Two prominent Iranian footballers have called for lifting a ban on women attending major men's sports events, adding to pressure from women's rights activists long battling the prohibition.
Ali Karimi, who is widely regarded as one of the best Iranian players of all time, expressed hope on July 10 that "the conditions are set with the help of" President Hassan Rohani and the Iranian Football Federation (FFIRI) "for women to enter stadiums" as spectators.
"This is the demand of millions upon millions of female fans who'd like to watch football matches and other events up close," Karimi, a former midfielder for Iranian and European clubs who now coaches Naft Tehran, was quoted by the semiofficial ISNA news agency as saying. "This important issue is not impossible, this dream of female sports fans can be achieved through correct planning."
Weeks earlier, Iranian national team captain Masud Shojaei called on Rohani to lift the ban.
Flood Of Passion
"I think it is the dream of many Iranian women who are football fans," Shojaei, who has represented Iran at two World Cups, said in a video clip that was shared widely on social media. "I think if [the ban is lifted] we would have to build a stadium that could hold 200,000 spectators, because we see the flood of passion from our ladies."
"I hope it happens very, very soon," he added.
Both appeals seemed intended to spur Rohani into pushing the country's conservative, religiously dominated leadership into some of the mild reforms that he espoused when he was elected in 2013 and reelected again in May.
Shojaei had reportedly raised the request in a June 14 meeting with Rohani after Iran's side qualified for the 2018 World Cup in Russia. The video was reportedly recorded at the venue of the meeting with Rohani.
Rohani campaigned on pledges that included fewer social restrictions, but he has faced opposition from influential hard-liners in Iran's mostly unelected power structure.

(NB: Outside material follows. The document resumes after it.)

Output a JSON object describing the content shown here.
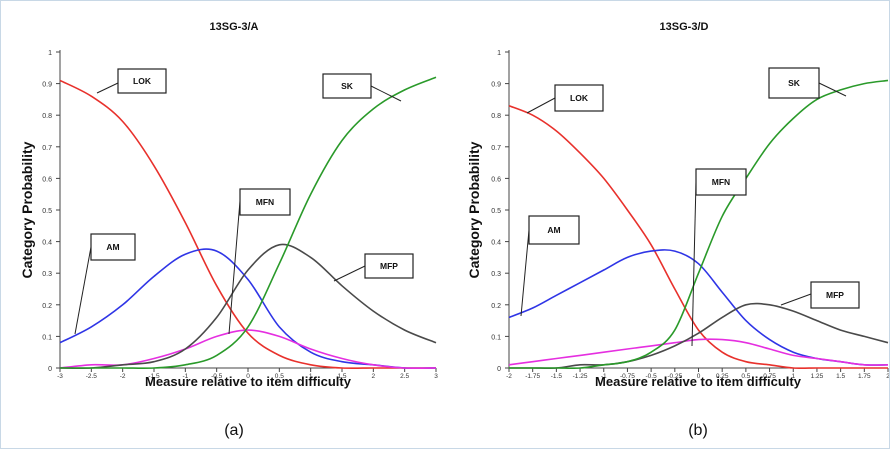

In recent years, government officials have issued conflicting statements over whether the ban on women entering stadiums might be lifted, and only a limited number of women -- many of them foreigners -- have occasionally been allowed in as spectators at mass sports events.
Islamic Norms
Authorities claim the stadium ban is enforced to protect women and Islamic norms. They say the atmosphere is inappropriate for women because of revealing athletes' uniforms and the prevalence of crude language.
But women's rights advocates say the ban is simply one of the more blatant examples of gender discrimination in Iranian society, where women are expected to maintain a strict dress code and are discouraged from being seen in public with male nonrelatives, and women's testimony carries less weight than a man's.
Women have occasionally defied the ban and entered stadiums, sometimes dressed as men.
In June 2014, several women were detained when they tried to go to an international volleyball event at Tehran's Azadi stadium.
Prominent Iranian filmmaker Jafar Panahi documented the debate in his award-winning movie Offside, about female football fans who are detained after attempting to enter a stadium to watch a World Cup qualifying match. The movie was filmed in Iran but banned domestically.
Some of Rohani’s supporters have publicly called for the lifting of the ban.
"Entering stadiums is an Iranian woman's right," said a hand-written sign at a May campaign event in Tehran.